I guess the wording is unclear. The code is even more unclear.

Take a look: ffmpeg/libavfilter/vf_fps.c:234-245 
<https://github.com/FFmpeg/FFmpeg/blob/1128aa875367f66ac11adc30364d5652919a2591/libavfilter/vf_fps.c#L234-L245>, 
within write_frame(). There is a comment, "If we have status (EOF) set, 
drop frames when we hit the status timestamp." I have a hard time 
relating it to what the code does.

If you can clarify what the code a) actually does, and b) is supposed to 
do, I am glad to try to describe that more clearly.

>>   Possible values are:
>>   @table @option
>>   @item round
>> -Use same timestamp rounding method as used for other frames.
>> +Use same rounding method as for other frames, to convert the ending input PTS
>> +to output PTS.
> Useless change.

"Useless"? No, it restates for clarity what the rounding operates on.

However, "not very useful, and not worth the cost in extra words"?  
Maybe so. I will take another look at these words when I edit to reduce 
word count.

>> +
>>   @item pass
>> -Pass through last frame if input duration has not been reached yet.
>> +Round the ending input PTS using @code{up}. This can have the effect of passing
>> +through one last input frame.
>>   @end table
>> +
>>   The default is @code{round}.
>>
>>   @end table
>>
>> -Alternatively, the options can be specified as a flat string:
>> +Alternatively, the options may be specified as a flat string:
>>   @var{fps}[:@var{start_time}[:@var{round}]].
> The remaining part is far too long and not acceptable.
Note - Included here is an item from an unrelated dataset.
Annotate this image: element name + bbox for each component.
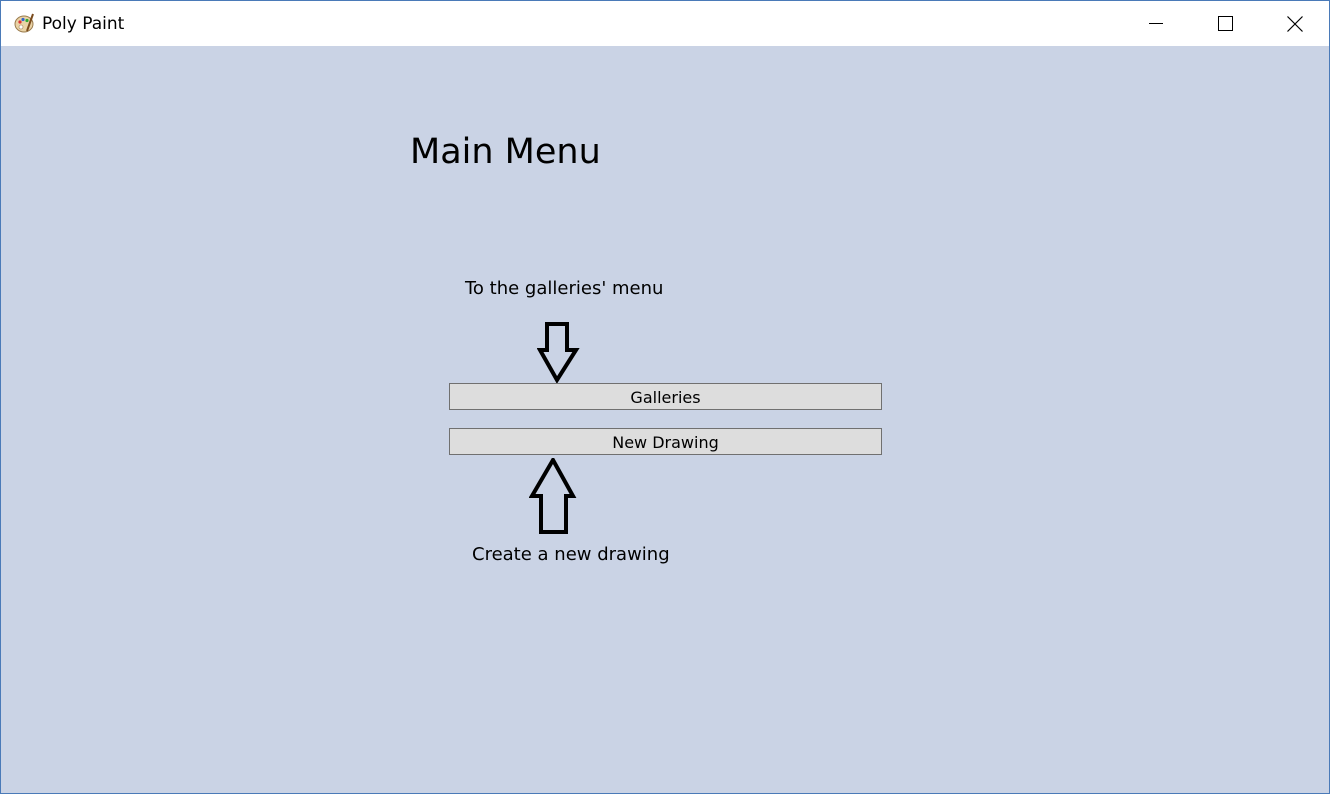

By "the remaining part" I understand you to mean the remaining three 
paragraphs in the main section, and the entire subsection "Details". I 
presume you still want to keep the "Examples" subsection.
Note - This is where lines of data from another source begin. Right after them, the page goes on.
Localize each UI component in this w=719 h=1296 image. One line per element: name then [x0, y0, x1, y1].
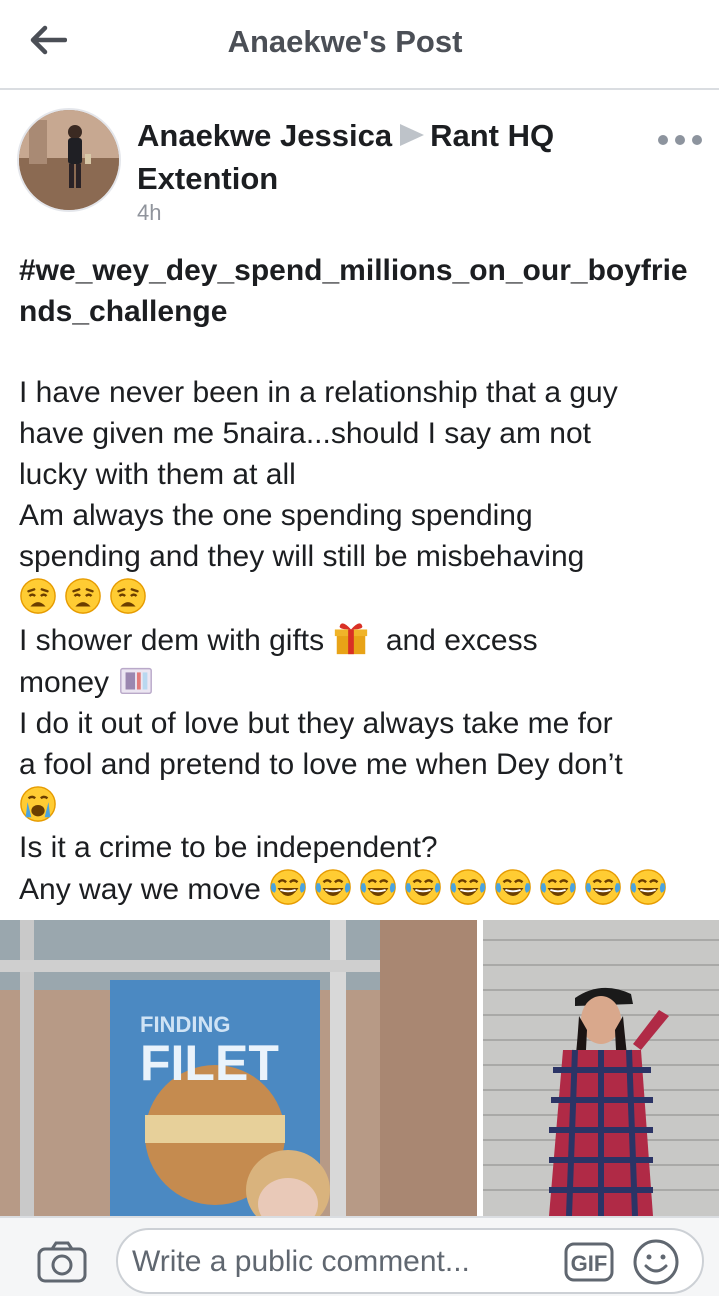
text-line: a fool and pretend to love me when Dey d…	[19, 748, 623, 781]
emoji-line	[19, 785, 709, 827]
tears-of-joy-icon	[315, 869, 351, 905]
top-bar: Anaekwe's Post	[0, 0, 719, 90]
weary-face-icon	[65, 578, 101, 614]
text-line: Is it a crime to be independent?	[19, 831, 438, 864]
more-options-button[interactable]	[654, 126, 706, 154]
comment-bar: GIF	[0, 1216, 719, 1296]
triangle-right-icon	[400, 123, 425, 146]
smiley-icon	[633, 1239, 679, 1285]
photo-woman-plaid-shirt[interactable]	[483, 920, 719, 1216]
text-line: Am always the one spending spending	[19, 499, 533, 532]
gif-label: GIF	[571, 1251, 608, 1276]
tears-of-joy-icon	[540, 869, 576, 905]
post-header: Anaekwe Jessica Rant HQ Extention 4h	[0, 92, 719, 232]
tears-of-joy-icon	[630, 869, 666, 905]
author-name[interactable]: Anaekwe Jessica	[137, 118, 392, 153]
tears-of-joy-icon	[450, 869, 486, 905]
tears-of-joy-icon	[495, 869, 531, 905]
laughing-emoji-row	[269, 869, 674, 906]
tears-of-joy-icon	[585, 869, 621, 905]
post-body: #we_wey_dey_spend_millions_on_our_boyfri…	[19, 250, 709, 910]
more-horizontal-icon	[658, 135, 668, 145]
svg-text:FILET: FILET	[140, 1035, 279, 1091]
tears-of-joy-icon	[360, 869, 396, 905]
post-author-line: Anaekwe Jessica Rant HQ Extention	[137, 114, 637, 200]
tears-of-joy-icon	[405, 869, 441, 905]
gif-button[interactable]: GIF	[564, 1242, 614, 1282]
photo-woman-braids[interactable]: FINDING FILET	[0, 920, 477, 1216]
post-text: I have never been in a relationship that…	[19, 372, 709, 910]
page-title: Anaekwe's Post	[227, 24, 463, 59]
post-photos: FINDING FILET	[0, 920, 719, 1216]
text-line: I do it out of love but they always take…	[19, 707, 613, 740]
camera-button[interactable]	[36, 1240, 88, 1284]
weary-face-icon	[110, 578, 146, 614]
text-line: I shower dem with gifts and excess	[19, 619, 709, 661]
emoji-line	[19, 577, 709, 619]
weary-face-icon	[20, 578, 56, 614]
svg-text:FINDING: FINDING	[140, 1012, 230, 1037]
comment-input-box[interactable]: GIF	[116, 1228, 704, 1294]
avatar[interactable]	[17, 108, 121, 212]
text-line: spending and they will still be misbehav…	[19, 540, 585, 573]
post-timestamp[interactable]: 4h	[137, 200, 161, 226]
money-with-wings-icon	[120, 667, 153, 695]
comment-input[interactable]	[132, 1240, 552, 1284]
crying-face-icon	[20, 786, 56, 822]
text-line: lucky with them at all	[19, 458, 296, 491]
text-line: money	[19, 661, 709, 703]
text-line: have given me 5naira...should I say am n…	[19, 417, 591, 450]
gift-icon	[335, 623, 368, 655]
tears-of-joy-icon	[270, 869, 306, 905]
text-line: Any way we move	[19, 868, 709, 910]
post-hashtag[interactable]: #we_wey_dey_spend_millions_on_our_boyfri…	[19, 250, 699, 332]
text-line: I have never been in a relationship that…	[19, 376, 618, 409]
emoji-button[interactable]	[632, 1238, 680, 1286]
camera-icon	[37, 1241, 87, 1283]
I think what I put in those paragraphs is all true. It all accurately 
describes the code. It all explains points which I found to be necessary 
to understand as I was trying, as a user, to figure out if the *fps* 
filter would accomplish a purpose I wanted to do.

> Allow me to repeat: The patch is currently not ok.

Your earlier comments are about specific points. Some I agree with, some 
I disagree with. But I can imagine working with you to resolve them.

Your final comment, "The remaining part is far too long and not 
acceptable", comes across as a rejection of the very idea of improving 
*FFmpeg* documentation.

*FFmpeg* is a complex tool. Even apparently simple filters are complex. 
The present documentation is inadequate to explain to a user how the 
code behaves. This presents a big obstacle for *FFmpeg* users. Traffic 
on the ffmpeg-users list proves this constantly.

What do you have against removing this obstacle? What do you have 
against documentation which describes what the code actually does?

I will go through all these comments and make a revised patch. Let's see 
how that looks.

> Carl Eugen
Best regards,

      —Jim DeLaHunt, software engineer, Vancouver, Canada